No, that's wrong. Things haven't just happened. I've caused them to happen. I must get back to normal, to knowing and admitting, at least to myself, when I cause things. Slaves are always told that they've caused something bad, done something sinful, made stupid mistakes. Go
od things were the acts of our "teachers" or of God. Bad things were our fault. Either we had done some specific wrong or God was so generally displeased with us that He was punishing the whole camp.
If you hear nonsense like that often enough for long enough, you begin to believe it. You weight yourself down with blame for all the world's pain. Or you decide that you're an innocent victim. Your masters are at fault or God is or Satan is—or maybe things just happen on their own. Slaves protect themselves in all sorts of ways.
But we're not slaves anymore.
I've done this: I sent my people away. We survived slavery together, but I didn't believe that we could survive freedom together.
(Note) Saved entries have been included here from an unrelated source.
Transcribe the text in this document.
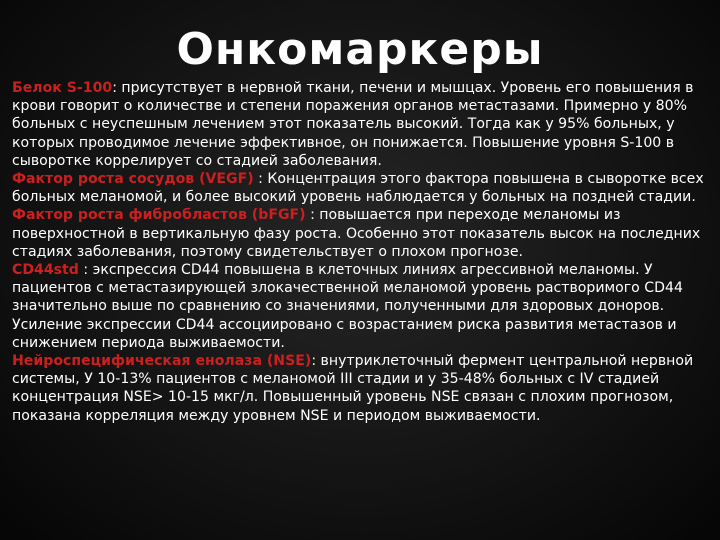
Онкомаркеры

Белок S-100: присутствует в нервной ткани, печени и мышцах. Уровень его повышения в крови говорит о количестве и степени поражения органов метастазами. Примерно у 80% больных с неуспешным лечением этот показатель высокий. Тогда как у 95% больных, у которых проводимое лечение эффективное, он понижается. Повышение уровня S-100 в сыворотке коррелирует со стадией заболевания.

Фактор роста сосудов (VEGF) : Концентрация этого фактора повышена в сыворотке всех больных меланомой, и более высокий уровень наблюдается у больных на поздней стадии.

Фактор роста фибробластов (bFGF) : повышается при переходе меланомы из поверхностной в вертикальную фазу роста. Особенно этот показатель высок на последних стадиях заболевания, поэтому свидетельствует о плохом прогнозе.

CD44std : экспрессия CD44 повышена в клеточных линиях агрессивной меланомы. У пациентов с метастазирующей злокачественной меланомой уровень растворимого CD44 значительно выше по сравнению со значениями, полученными для здоровых доноров. Усиление экспрессии CD44 ассоциировано с возрастанием риска развития метастазов и снижением периода выживаемости.

Нейроспецифическая енолаза (NSE): внутриклеточный фермент центральной нервной системы, У 10-13% пациентов с меланомой III стадии и у 35-48% больных с IV стадией концентрация NSE> 10-15 мкг/л. Повышенный уровень NSE связан с плохим прогнозом, показана корреляция между уровнем NSE и периодом выживаемости.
I broke up the Earthseed community and sent its parts in all directions. I believe it was the right thing to do, but I can hardly bear to think about it. Once I've written this, perhaps I can begin to heal. I don't know. All I know now is that I've torn a huge hole in myself. I've sent away those who mean most to me. They were all I had left, and I know I may not see them ever again.
************************************
On Tuesday we escaped from Camp Christian, burning the camp and our keepers as we went. We left behind the bones of our dead and the dream of Acorn as the first Earthseed community. The Sullivans and the Gamas went their own ways. We would not have asked them to leave us, but I was glad they did. We had between us only the money in our caches and the money we had taken from our "teachers." Since we are all now homeless, jobless, and on foot, that money won't go far.
I did ask both families who were going to stay with relatives or friends to get whatever information they could about the children, about the legality of the camp, about the existence of other camps. We all must find out what we can. I've asked them to leave word with the Holly family. The Hollys were neighbors, more distant than the Sullivans and the Gamas, but neighbors. They were good friends of the Sullivans, and there was no rumor of their having been enslaved. We must be careful not to get them into trouble, but if we are careful, and if we check with them now and then, we can all exchange information.